Friday, June 14, 2013

Susan Steinberg and the Story of the Twelve-Foot-High Chair

In the seventh in a series of posts on 2013 short story collections entered for The Story Prize, Susan Steinberg, author of Spectacle (Graywolf Press), discusses a story a friend told her that later inspired a story of her own.


If you've ever written a story based on something another person told you would make a good story, what were the circumstances?
It wasn’t my story, but a friend’s. He told me about the time he went to see ELO. He was fourteen and living in a small town in the South. The concert was at the Civic Center. It was in another city. It was a big deal going to another city, a big deal seeing ELO. It would have been a big deal to me. It wasn’t just about the music. There were rumors of a spaceship. There would be a light show. It was important to get up front, to get as high up as one could.  

My friend’s plan was to build a twelve-foot-high chair that he would sneak into the concert, in pieces, strapped to his body, under his clothes. He would work his way up to the stage, he would build the chair (imagine wooden legs that snap together), and he would climb to the top.

One detail I remember is that he wore a white three-piece suit to the concert, no shirt underneath. The other details I remember have to do with what it was to live in that small town with no bands ever coming through. And with what it was to be fourteen and living in that small town. There are other details I could tell you about that place. There are sadder stories to tell.

But what I think about most is that chair. The motivation behind it. The desire behind that.  

When I was fourteen, I had perfect plans for how to run away from home. I thought up ways to to sneak onto a train. Ways to steal a car. I would somehow get to a bigger city. My family would never find me. I would start a band there, become famous, live large.

When my friend told me his story, I wasn’t yet a writer. So there wasn’t much I could do with it. Other than just hold on to it. He wasn’t going to write it himself. He had other, more important, stories to deal with.   
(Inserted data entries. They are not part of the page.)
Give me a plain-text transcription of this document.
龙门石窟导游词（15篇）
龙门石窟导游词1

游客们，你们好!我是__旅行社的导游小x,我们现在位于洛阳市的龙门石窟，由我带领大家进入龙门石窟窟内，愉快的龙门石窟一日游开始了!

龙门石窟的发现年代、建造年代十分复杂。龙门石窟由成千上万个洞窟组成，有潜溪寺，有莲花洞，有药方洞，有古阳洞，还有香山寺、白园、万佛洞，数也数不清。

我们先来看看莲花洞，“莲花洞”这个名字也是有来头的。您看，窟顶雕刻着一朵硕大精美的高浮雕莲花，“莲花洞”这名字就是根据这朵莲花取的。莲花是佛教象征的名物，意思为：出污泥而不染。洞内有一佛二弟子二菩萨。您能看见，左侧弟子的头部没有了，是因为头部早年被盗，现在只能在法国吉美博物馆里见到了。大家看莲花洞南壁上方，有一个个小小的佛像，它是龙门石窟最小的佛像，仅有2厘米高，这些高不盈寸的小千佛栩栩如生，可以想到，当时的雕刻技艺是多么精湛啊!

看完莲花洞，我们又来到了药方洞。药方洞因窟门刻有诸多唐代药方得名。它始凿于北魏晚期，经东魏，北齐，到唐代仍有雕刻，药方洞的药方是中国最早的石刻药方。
And when I did write it, years later, I only used the image of the chair. In my story, the narrator is a girl. She’s in love with a basketball player. She’s at one of his games. She’s sitting up high on this chair she built and cheering for him. But really she’s only imagining this. Which seems like enough. 

There’s a difference between desire and desperation. Desire doesn’t need to be seen all the way through.

What I mean is, I never ran away from home. When the house reached a certain pitch, the nights I thought to pack my things, I just stayed where I was, listening to music in my small room, staring at the ceiling and thinking. 

And my friend did not build that chair. He thought about it for a long time though. He even collected scraps of wood. But the night of the concert, he stood in the crowd with some other kids, watched the show from there.